Nelson is unlike many systems presently available in the market, and its architecture is discretely composable, and indeed, composability is an explicit design goal of the Nelson team. In practice this means that - unlikle other monolithic systems - Nelson lets you bring your own CI, bring your own scheduler, bring your own credential management and so on.
With any new system, it is often useful to get a sense for how data is moving around the system, and the trade offs a given system is making. The following sections cover a few of these design choices.
Nelson splits the build->deploy->release phases into two major parts, each with distinctly different properties. First, the building of the containers and publishing to a staging registry. Second, the deployment, validation, and migration of traffic. The following diagram illustrates a high-level view of the first major part of the workflow.
There are a range of automated steps at every phase of the build and release pipeline; only the most minimal metadata is needed in the resulting Github Deployment to conduct a deployment. Nelson is agnostic to what language your application is built with or how it is tooled. You are free to integrate however you prefer, but we provide some tools to make doing so easy. For more information on CI integration, please see the section on Deployables.
To run Nelson you will need access to a target “datacenter”. One can consider this logical datacenter - in practice - to be a failure domain. Every system should be redundant within the domain, but isolated from other datacenters. Typically Nelson requires the datacenter to be setup with a few key services before it can effectively be used. Imagine the setup with the following components:
Logically, Nelson typically sits outside one of its target datacenters. This could mean it lives at your office next to your Github, or it might actually reside in one of the target datacenters itself.

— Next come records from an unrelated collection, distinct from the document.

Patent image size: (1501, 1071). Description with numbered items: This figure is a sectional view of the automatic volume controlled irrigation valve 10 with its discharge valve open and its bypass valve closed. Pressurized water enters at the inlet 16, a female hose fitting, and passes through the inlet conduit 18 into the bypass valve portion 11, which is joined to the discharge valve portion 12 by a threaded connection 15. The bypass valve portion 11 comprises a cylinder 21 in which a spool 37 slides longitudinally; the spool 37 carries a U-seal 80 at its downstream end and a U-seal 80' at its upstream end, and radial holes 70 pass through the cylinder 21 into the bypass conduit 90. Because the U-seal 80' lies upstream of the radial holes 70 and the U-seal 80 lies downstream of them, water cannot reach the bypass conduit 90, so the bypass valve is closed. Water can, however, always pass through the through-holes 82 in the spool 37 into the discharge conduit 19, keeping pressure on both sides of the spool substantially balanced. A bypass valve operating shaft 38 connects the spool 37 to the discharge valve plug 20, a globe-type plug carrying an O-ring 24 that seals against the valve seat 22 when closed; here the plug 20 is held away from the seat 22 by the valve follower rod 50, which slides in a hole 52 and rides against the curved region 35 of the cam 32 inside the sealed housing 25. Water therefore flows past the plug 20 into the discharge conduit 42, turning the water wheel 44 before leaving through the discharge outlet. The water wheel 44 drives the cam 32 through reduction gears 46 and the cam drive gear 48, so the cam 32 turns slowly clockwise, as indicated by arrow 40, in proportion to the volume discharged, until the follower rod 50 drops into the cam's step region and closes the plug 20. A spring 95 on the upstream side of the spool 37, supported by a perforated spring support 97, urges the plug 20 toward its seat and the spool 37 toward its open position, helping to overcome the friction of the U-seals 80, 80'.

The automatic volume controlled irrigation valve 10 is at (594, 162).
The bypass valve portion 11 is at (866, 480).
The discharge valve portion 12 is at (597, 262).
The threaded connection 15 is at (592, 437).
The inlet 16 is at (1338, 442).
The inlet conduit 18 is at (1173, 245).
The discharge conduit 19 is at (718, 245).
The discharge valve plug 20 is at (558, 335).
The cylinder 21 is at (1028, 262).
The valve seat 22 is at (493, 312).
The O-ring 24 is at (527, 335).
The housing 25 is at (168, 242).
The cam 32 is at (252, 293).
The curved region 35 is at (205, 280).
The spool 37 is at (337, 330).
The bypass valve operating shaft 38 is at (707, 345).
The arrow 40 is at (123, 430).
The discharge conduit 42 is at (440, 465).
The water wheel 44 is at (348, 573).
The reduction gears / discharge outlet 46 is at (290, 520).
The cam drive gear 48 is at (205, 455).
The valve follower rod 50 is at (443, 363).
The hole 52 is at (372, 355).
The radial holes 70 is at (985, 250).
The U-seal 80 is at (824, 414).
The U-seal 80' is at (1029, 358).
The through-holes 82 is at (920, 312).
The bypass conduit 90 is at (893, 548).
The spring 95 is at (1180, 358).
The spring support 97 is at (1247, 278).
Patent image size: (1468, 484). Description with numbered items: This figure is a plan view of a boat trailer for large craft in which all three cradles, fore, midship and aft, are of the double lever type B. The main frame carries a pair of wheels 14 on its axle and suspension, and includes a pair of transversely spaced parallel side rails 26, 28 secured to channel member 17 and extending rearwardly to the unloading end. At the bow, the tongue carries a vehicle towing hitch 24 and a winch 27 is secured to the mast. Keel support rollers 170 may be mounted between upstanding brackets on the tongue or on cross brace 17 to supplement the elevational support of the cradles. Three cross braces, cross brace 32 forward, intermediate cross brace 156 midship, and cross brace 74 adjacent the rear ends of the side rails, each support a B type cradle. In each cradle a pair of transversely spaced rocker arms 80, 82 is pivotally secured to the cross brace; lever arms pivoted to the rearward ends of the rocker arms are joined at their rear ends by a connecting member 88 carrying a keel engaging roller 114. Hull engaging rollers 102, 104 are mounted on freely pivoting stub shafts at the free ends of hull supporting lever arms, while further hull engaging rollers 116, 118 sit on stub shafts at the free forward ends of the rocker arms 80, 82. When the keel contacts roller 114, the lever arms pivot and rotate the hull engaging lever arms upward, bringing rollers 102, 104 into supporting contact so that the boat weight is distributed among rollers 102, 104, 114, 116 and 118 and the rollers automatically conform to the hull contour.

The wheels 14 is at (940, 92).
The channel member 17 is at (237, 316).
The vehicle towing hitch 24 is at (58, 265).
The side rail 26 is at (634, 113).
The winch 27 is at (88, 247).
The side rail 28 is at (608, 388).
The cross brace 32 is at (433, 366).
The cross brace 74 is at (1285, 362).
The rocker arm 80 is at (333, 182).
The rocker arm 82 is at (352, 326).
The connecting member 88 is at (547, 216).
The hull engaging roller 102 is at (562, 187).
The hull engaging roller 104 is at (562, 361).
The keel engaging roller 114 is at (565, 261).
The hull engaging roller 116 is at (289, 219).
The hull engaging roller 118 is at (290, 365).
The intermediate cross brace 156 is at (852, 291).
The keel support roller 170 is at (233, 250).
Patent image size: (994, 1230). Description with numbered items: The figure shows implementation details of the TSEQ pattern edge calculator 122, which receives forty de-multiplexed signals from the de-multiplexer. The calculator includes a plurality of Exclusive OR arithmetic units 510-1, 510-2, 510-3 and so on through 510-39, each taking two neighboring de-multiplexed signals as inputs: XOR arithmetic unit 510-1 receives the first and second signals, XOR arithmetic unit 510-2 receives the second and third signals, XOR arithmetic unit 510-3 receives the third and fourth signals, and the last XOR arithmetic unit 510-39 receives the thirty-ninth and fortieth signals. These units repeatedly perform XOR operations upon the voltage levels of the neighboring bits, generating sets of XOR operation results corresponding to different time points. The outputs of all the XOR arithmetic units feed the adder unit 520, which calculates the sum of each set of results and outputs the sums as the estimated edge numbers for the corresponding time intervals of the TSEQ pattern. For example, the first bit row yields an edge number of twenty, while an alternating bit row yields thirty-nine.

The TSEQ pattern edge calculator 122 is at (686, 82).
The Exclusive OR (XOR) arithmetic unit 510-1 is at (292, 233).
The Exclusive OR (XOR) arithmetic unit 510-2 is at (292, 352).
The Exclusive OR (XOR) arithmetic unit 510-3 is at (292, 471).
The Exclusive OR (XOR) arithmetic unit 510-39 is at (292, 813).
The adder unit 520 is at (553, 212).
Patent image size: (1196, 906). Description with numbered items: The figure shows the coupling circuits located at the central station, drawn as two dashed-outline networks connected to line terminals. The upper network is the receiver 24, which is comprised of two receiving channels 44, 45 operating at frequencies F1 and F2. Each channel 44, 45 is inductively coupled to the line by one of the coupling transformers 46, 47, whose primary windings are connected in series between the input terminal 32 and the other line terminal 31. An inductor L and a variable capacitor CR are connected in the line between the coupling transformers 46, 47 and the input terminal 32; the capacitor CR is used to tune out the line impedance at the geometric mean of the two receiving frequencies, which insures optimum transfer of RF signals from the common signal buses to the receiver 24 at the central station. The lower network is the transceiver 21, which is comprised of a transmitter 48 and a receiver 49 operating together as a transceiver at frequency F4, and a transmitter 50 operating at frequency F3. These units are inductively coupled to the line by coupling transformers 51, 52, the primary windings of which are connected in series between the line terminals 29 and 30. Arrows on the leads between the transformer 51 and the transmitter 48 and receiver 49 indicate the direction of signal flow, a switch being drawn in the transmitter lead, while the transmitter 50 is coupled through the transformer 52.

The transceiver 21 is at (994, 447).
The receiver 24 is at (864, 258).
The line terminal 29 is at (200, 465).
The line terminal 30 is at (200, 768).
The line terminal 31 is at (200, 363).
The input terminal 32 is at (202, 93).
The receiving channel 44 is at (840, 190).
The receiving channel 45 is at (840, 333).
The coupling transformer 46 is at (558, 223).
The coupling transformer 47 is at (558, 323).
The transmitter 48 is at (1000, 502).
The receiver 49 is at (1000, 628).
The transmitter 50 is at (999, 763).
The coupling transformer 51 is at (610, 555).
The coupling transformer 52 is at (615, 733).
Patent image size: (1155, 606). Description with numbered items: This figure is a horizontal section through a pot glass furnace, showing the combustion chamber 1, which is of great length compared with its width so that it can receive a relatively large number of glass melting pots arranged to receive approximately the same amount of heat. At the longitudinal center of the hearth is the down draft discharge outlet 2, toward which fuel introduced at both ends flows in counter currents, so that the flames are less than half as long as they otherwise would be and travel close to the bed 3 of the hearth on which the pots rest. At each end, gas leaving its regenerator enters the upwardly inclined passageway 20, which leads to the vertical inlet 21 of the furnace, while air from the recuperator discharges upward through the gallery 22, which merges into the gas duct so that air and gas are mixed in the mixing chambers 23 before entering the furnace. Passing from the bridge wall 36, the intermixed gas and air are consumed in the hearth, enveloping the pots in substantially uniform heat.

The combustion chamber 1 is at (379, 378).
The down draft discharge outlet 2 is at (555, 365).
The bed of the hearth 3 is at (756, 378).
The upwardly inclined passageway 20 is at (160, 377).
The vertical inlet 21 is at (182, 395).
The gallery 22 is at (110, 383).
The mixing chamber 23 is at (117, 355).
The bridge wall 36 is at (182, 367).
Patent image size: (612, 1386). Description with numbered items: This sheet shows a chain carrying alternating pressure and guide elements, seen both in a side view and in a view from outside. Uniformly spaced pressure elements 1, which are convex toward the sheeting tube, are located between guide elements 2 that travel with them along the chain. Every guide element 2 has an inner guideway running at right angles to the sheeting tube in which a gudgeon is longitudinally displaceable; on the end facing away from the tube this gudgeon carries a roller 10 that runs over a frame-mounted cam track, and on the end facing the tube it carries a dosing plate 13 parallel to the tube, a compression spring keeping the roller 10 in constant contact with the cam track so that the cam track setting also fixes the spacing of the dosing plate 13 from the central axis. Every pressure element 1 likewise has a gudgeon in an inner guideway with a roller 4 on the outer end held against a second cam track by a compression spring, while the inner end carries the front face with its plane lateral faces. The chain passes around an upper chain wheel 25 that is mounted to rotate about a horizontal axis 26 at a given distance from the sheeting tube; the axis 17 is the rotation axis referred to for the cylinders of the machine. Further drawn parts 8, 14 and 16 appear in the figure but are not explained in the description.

This is an operational choice that you would make, and provided Nelson has network line of sight to these key services, you can put it wherever you like. With that being said, it is recommended that your stage and runtime docker registries be different, as the performance characteristics of the runtime and staging registries are quite different. Specifically, the runtime registry receives many requests to
pull images whilst deploying containers to the cluster, whilst the staging registry largely has mass-writes from your build system. Keeping these separate ensures that either side of that interaction does not fail the other.
Whatever you choose, the rest of this operators guide will assume that you have configured one or more logical datacenters. If you don’t want to setup a real datacenter, see Timothy Perrett’s Github to learn how to setup a Raspberry PI cluster which can serve as your “datacenter” target.
Whilst many systems authors today choose to adopt the complexity of high-availability, clustered systems, this is often done for the wrong reasons. Nelson is - by design - not high-availability, and avoids being in the “hot path” for runtime execution. This means that Nelson is operationally simpler than many of its competing systems, and with the correct supervision and a scale up approach, Nelson can reach way into the thousands of deployments a day range, without breaking a sweat.
As Nelson was born from field experience, having a strong security story for runtime systems baked in was one of the top design goals. At a very high level, the security workflow for a deployment can be thought of like so:
When Nelson recieves the inbound release webhook (A and B), the deployment workflow starts executing. From here, Nelson will generate the following:
C stack-specific policy that defines what secret paths can be read from the secure Vault storage system. This policy is unique and includes only the items that the stack needs to access - attempting to access anything else will be denied.
D Next, Nelson provisions a dynamic “auth role” for the schuedler in question. This “role” is later used at runtime as a part of the container identification / secure introduction workflow (read more about this on the Vault documentation site).
E After these items are provisioned Neslon will go ahead and launch the stack on the configured scheudler, which at runtime will then reach out to Vault and authenticate as the stack-specific role that was provisioned in steps C and D.
This may seem like quite a number of steps, but establishing trust in runtime systems is intrinsically very difficult (how do you get credentials, to get credentials?). With this frame, Nelson adopts an approach such that it can assume the absolute minimum possible privileges for any given stack container. Better still, if the resource you’re accessing (i.e. the secret material you are using) is from one of Vault’s supported dynamic secret backends - for example, AWS IAM - then whilst every stack is logically partioned from every other, within that stack every single container (be it a single container or thousands of replicas) will all have entirely unique credentials. This reduces the attack surface area to an exceedingly small window: if a container gets compromised, the attacker has the time from when they gain access to the time when you notice its been compromised, and redeploy the container - said attacker would not gain anything in perpetuity and would have to start their hack all over again.
One can even extend this further, and build a zero-trust network by having every container use dynamically generated mTLS certificates, funneling all traffic via a service mesh like Envoy. This means that the users application can be “dumb” and make plaintext TCP connections, whilst the on-wire traffic is transparently encrypted with certificates that are container-unique.